Scott Perkins: Whispers of Heavenly Death: Vocal Works by Scott Perkins
Navona

Whispers of Heavenly Death, a comprehensive set of vocal pieces by Connecticut native and California State University music professor Scott Perkins, offers multiple ways by which to appreciate its content. One might concentrate on the vocal performances by not one but four different singers; adding to that, there's splendid contrast when those involved are a mezzo-soprano, soprano, bass-baritone, and tenor. Or perhaps one might focus on the music Perkins has so sensitively composed for the texts or even simply the words themselves, given that the authors involved include Walt Whitman, John Donne, Lia Purpura, Robert Louis Stevenson, and Rainer Maria Rilke. Attending to the beauty of their writing, even without the music, affords ample satisfaction all by itself, and with eight song cycles and thirty-two songs in total presented, there's no shortage of material in play.

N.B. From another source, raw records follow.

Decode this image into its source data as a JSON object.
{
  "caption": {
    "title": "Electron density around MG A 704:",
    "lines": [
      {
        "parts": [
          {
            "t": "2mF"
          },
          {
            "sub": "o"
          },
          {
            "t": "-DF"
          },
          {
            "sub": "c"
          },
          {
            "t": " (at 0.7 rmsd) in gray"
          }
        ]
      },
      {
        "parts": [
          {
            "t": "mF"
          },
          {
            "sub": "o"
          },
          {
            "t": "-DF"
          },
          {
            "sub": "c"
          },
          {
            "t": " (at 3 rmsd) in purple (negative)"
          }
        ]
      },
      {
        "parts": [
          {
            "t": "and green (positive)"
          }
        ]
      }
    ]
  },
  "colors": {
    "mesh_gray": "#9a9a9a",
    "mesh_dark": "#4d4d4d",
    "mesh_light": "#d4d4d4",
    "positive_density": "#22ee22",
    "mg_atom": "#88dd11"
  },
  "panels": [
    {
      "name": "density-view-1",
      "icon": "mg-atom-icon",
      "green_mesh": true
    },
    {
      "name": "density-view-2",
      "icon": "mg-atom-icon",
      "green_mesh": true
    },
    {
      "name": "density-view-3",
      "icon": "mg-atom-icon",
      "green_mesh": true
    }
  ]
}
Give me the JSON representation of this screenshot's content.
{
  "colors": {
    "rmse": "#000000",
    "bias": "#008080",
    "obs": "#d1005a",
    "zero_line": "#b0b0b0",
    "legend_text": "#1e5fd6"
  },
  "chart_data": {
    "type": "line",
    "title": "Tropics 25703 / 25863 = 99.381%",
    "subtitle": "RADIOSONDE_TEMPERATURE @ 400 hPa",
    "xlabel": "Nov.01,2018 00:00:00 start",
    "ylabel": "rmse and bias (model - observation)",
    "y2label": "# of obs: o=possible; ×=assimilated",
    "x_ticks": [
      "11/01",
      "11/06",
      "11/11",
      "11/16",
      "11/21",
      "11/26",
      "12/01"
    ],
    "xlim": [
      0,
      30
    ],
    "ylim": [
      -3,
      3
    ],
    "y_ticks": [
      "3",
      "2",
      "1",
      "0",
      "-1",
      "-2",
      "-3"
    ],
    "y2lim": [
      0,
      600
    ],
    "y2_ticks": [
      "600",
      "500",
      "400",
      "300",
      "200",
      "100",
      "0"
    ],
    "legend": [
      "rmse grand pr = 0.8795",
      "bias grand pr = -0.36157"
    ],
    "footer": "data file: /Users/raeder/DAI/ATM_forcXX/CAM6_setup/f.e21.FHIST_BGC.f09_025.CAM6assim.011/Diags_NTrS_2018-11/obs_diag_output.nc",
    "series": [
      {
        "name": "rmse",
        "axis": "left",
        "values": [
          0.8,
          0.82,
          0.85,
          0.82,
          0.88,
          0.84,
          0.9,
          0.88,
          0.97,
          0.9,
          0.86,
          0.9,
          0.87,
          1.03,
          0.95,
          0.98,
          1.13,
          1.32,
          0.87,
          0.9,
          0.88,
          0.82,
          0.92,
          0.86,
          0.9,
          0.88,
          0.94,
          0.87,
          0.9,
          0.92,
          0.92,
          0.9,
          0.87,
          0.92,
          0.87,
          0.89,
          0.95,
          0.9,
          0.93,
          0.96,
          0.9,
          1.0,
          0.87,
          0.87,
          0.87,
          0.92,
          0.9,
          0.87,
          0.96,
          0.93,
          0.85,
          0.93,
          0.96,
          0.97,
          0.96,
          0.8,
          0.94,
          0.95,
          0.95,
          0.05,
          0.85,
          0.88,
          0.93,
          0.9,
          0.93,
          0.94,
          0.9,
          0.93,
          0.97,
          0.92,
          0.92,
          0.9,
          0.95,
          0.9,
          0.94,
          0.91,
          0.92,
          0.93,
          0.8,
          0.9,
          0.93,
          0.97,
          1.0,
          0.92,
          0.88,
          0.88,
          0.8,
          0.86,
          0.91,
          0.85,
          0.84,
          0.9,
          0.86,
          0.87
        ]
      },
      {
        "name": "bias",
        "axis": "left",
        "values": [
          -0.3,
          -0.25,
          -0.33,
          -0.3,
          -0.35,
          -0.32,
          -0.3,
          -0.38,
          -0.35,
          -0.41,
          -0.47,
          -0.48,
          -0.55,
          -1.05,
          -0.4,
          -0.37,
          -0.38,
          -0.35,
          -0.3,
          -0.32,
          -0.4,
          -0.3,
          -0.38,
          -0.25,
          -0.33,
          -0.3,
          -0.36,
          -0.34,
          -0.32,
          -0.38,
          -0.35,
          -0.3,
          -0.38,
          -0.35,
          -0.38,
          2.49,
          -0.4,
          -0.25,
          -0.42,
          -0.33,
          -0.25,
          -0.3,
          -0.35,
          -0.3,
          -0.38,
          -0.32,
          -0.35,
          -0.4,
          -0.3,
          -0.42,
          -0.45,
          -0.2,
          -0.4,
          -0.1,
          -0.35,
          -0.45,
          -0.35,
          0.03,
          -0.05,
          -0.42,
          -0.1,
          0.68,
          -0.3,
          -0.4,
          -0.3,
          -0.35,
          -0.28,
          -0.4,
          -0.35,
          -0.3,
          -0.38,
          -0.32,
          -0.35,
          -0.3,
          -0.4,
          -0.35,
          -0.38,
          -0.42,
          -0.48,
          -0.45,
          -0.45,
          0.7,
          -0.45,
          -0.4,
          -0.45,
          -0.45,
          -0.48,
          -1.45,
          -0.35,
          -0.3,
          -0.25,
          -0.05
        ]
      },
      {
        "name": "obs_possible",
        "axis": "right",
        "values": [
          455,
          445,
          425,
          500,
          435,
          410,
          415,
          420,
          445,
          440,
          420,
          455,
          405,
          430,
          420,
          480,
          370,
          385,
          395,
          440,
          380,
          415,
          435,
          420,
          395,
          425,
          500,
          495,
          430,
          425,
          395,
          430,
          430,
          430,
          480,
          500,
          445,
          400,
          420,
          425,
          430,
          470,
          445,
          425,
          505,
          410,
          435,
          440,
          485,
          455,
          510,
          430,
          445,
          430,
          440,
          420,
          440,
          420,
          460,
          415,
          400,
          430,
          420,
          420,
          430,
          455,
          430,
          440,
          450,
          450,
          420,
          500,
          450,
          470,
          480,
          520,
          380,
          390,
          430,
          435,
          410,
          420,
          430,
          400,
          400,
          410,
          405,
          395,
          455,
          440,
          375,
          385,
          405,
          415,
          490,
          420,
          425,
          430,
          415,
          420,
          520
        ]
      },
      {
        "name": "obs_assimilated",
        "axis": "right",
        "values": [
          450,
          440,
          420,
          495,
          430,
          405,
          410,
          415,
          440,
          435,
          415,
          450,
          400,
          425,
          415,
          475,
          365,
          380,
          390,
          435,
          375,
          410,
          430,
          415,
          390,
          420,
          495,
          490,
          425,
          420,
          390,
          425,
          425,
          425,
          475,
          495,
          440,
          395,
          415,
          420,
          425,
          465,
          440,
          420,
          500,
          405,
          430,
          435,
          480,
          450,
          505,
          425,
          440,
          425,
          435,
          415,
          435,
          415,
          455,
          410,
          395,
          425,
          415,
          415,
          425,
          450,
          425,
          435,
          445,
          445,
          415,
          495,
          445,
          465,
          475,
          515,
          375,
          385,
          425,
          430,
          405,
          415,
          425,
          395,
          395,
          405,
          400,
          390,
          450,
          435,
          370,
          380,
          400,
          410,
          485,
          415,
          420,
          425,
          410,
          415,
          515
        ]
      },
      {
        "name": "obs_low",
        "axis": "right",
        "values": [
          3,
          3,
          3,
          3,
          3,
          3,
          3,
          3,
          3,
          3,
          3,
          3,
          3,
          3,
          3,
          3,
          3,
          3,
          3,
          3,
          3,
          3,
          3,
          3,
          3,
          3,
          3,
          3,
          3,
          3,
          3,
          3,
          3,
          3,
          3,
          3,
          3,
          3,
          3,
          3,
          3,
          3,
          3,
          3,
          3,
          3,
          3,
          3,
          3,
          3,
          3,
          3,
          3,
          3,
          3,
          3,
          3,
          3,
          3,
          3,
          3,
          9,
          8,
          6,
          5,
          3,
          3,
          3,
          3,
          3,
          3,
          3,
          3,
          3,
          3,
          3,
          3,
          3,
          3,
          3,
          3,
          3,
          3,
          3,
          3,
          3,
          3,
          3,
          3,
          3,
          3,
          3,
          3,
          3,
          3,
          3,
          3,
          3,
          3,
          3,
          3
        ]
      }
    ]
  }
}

Contrast is certainly evident between the singers. The recording's framed by two song cycles featuring mezzo-soprano Julia Mintzer, and soprano Jamie Jordan, bass-baritone Dashon Burton, and tenor Zachary Wilder also perform two cycles apiece, making for a formally well-balanced presentation and distribution of material. Following a commanding, heartfelt opening performance of Whitman's Whispers of Heavenly Death by Mintzer, whose voice resonates with a rich, full-throated vibrato, Jordan distinguishes Holy Sonnets of John Donne with a bold, octaves-spanning performance that mirrors texts grappling with issues of mortality and carnality. With poems dating from a tenth-century anthology of Anglo-Saxon poetry and sung in Old English, Riddle Songs stands out for Burton's canyon-deep delivery. Wilder sings Dogen Songs with a clearly enunciated elegance befitting minimalist poems written by a thirteenth-century Japanese Zen monk, and immediately thereafter delivers a zestful performance of Spring and All, a three-part setting of William Carlos Williams poems. Despite such dramatic differences in vocal delivery, continuity is established when pianist Éric Trudel plays in every song (the only other musician is flutist Helen Park, who performs in Purpura's Three Songs for Autumn).

On the compositional front, Perkins' approach is striking. Fundamentally he fashions the musical mood to the text, but instead of hewing to a conventional verse-and-chorus structure, he departs from it by customizing the melodic line to each line, the result a connection between words and music that's uncommonly close. Admittedly that doesn't lend itself to instantly memorable songs where melodic repetition and hooks are emphasized; it does, however, result in music of integrity and sophistication. Perkins honours the authors in treating their words with respect, and attentive listening is required to appreciate just how thoughtfully the music matches the texts. Naturally there are many examples that illustrate the approach, but a small number will suffice to show the methodology at work.

In the five-part treatment of Whitman's title work, Mintzer sings the second verse of “Darest Thou Now O Soul” without accompaniment, the choice accentuating the loneliness of a soul caught between life and death (“No map, there, nor guide / Nor voice sounding, nor touch of human hand / Nor face with blooming flesh, nor lips, nor eyes, are in that land”); in the second part, the work's title song, an ascending melodic line is used for “Footsteps gently ascending, mystical breezes, wafted soft and low,” after which a lilting piano pattern precedes “Ripples of unseen rivers, tides of a current, flowing, forever flowing,” the instrument's movements gently wave-like. In Holy Sonnets by John Donne, Perkins gives the lines, “I am a little world made cunningly / Of Elements, and an Angelike spright” a playful quality, again the musical style matching the tenor of the words, while the quiet piano intro to Spring and All's “The Farmer” captures the ponderous nature of a “farmer in deep thought.” In “Foreign Lands” from Summer Songs, a graceful piece that Jordan performs with a splendour to match, Perkins' music ascends audibly for the lines “If I could find a higher tree / Farther and farther I should see”; if the sombre tone of its concluding “Summer Sun Shone Round Me” seems puzzling, the explanation arrives when the song ends with: “The deep grass moved and whispered / And bowed and brushed my face / It whispered in the sunshine: ‘The winter comes apace.'”

In contrast to the brooding tone of the title work, others are lighter in spirit, and the music of course reflects it. Perkins' material turns noticeably high-spirited in “The Right of Way,” the concluding song in Spring and All, whereas the third piece in Riddle Songs sees him taking the material to a different place altogether when he fashions a boogie-woogie backing for Burton. At album's end, Mintzer returns for Soir d'Hiver, four French settings by different poets that emphasize the bleak side of winter (sample lyric: from Rilke's “En hiver,” “En hiver, la mort meurtrière / entre dans les maisons [In winter, the murderous death / Makes its way into the houses]”). However bleak that concluding cycle is, it's hardly the word that best describes this fine collection, with at the very least a choice like fulfilling a much better candidate.